Salient object detection (SOD) in optical remote sensing images (ORSIs) faces numerous challenges, including significant variations in target scales and low contrast between targets and the background. Existing methods based on vision transformers (ViTs) and convolutional neural networks (CNNs) architectures aim to leverage both global and local features, but the difficulty in effectively integrating these heterogeneous features limits their overall performance. To overcome these limitations, we propose an adaptive state space context network (ASCNet), which builds upon the state space model mechanism to simultaneously capture long-range dependencies and enhance regional feature representation. Specifically, we employ the visual state space encoder to extract multi-scale features. To further achieve deep guidance and enhancement of these features, we design a Multi-Level Context Module (MLCM), which module strengthens cross-layer interaction capabilities between features of different scales while enhancing the model's structural perception, allowing it to distinguish between foreground and background more effectively. Then, we design the Adaptive Patchwise Visual State Space (APVSS) block as the decoder of ASCNet, which integrates our proposed Dynamic Adaptive Granularity Scan (DAGS) and Granularity-aware Propagation Module (GPM). It performs adaptive patch scanning on feature maps enhanced by local perception, thereby capturing rich local region information and enhancing state space model's local modeling capability. Extensive experimental results demonstrate that the proposed model achieves state-of-the-art performance, validating its effectiveness and superiority.
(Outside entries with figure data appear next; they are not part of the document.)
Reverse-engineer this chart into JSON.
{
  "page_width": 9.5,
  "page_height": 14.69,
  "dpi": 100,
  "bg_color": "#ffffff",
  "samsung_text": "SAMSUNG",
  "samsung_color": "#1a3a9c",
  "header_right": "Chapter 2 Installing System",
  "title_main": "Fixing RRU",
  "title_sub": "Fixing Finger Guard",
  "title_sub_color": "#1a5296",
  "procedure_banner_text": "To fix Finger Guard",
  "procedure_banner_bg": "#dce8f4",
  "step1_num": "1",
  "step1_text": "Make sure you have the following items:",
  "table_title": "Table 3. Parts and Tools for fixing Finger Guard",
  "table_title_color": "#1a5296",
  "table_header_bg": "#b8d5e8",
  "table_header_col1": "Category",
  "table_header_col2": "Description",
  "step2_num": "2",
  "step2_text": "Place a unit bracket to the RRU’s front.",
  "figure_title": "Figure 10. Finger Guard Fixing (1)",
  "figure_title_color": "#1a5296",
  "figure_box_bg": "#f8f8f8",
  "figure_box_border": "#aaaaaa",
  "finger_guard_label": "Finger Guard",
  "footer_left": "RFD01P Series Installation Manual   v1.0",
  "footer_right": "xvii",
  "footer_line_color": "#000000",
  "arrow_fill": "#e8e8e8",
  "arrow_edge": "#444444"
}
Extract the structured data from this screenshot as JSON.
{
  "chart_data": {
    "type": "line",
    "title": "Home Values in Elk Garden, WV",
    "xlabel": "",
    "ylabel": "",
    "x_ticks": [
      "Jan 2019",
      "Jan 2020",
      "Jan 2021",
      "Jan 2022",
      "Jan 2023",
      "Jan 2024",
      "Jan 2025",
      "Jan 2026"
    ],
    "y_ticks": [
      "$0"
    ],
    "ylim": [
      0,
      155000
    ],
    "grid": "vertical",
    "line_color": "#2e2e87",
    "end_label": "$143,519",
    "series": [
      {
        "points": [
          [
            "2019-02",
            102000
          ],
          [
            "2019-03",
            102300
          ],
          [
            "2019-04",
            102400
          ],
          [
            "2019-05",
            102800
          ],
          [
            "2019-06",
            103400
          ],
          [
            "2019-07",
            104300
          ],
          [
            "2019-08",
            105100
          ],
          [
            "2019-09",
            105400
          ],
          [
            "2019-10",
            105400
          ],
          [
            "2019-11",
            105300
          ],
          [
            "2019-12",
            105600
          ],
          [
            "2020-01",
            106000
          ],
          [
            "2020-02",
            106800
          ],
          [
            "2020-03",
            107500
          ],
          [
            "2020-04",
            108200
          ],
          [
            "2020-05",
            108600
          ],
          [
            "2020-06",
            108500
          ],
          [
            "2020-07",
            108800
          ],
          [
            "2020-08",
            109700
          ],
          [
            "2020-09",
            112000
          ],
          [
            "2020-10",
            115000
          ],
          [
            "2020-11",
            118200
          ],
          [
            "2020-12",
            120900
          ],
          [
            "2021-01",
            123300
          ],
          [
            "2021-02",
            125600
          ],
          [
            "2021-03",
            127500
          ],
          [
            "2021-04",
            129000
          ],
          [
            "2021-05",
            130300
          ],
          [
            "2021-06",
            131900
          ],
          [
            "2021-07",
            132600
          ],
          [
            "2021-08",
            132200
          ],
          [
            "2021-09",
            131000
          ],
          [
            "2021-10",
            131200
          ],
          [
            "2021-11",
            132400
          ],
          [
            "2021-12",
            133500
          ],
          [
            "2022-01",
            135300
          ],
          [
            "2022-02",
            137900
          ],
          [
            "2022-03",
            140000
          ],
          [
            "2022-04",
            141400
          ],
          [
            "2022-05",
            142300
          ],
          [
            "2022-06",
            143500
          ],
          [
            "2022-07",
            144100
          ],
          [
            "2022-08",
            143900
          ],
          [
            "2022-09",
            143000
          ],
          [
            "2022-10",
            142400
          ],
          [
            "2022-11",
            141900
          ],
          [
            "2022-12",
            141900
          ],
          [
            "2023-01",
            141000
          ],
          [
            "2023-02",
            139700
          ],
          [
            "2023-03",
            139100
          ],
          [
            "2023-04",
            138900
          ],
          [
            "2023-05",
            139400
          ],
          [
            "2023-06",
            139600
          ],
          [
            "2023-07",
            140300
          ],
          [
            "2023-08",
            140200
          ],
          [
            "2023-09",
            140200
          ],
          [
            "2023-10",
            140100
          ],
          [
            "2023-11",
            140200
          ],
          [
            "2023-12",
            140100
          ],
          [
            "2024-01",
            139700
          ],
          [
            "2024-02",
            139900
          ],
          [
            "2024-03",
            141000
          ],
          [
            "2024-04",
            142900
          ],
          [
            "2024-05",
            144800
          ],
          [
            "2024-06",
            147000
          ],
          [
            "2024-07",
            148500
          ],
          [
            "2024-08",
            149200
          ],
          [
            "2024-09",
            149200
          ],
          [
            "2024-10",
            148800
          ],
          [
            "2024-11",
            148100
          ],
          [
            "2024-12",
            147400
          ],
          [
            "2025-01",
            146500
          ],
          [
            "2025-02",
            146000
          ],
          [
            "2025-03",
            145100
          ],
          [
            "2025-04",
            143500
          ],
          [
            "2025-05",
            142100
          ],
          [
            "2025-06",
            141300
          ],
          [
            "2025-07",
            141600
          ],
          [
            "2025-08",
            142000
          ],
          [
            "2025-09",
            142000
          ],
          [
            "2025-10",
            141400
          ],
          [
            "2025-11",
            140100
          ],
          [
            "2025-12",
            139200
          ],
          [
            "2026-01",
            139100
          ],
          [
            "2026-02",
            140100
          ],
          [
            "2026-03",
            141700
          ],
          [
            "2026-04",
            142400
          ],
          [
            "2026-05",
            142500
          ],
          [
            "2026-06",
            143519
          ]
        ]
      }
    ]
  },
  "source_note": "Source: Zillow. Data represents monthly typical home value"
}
翻译：光学遥感图像（ORSIs）中的显著目标检测（SOD）面临诸多挑战，包括目标尺度变化显著以及目标与背景之间对比度低。现有的基于视觉Transformer（ViTs）和卷积神经网络（CNNs）架构的方法旨在利用全局和局部特征，但难以有效整合这些异构特征，限制了其整体性能。为克服这些局限性，我们提出了一种自适应状态空间上下文网络（ASCNet），该网络基于状态空间模型机制，旨在同时捕获长程依赖关系并增强区域特征表示。具体而言，我们采用视觉状态空间编码器来提取多尺度特征。为了进一步实现对这些特征的深度引导和增强，我们设计了一个多级上下文模块（MLCM），该模块增强了不同尺度特征之间的跨层交互能力，同时提升了模型的结构感知能力，使其能更有效地区分前景与背景。随后，我们设计了自适应分块视觉状态空间（APVSS）模块作为ASCNet的解码器，该模块集成了我们提出的动态自适应粒度扫描（DAGS）和粒度感知传播模块（GPM）。它在经过局部感知增强的特征图上执行自适应分块扫描，从而捕获丰富的局部区域信息，并增强状态空间模型的局部建模能力。大量实验结果表明，所提模型实现了最先进的性能，验证了其有效性和优越性。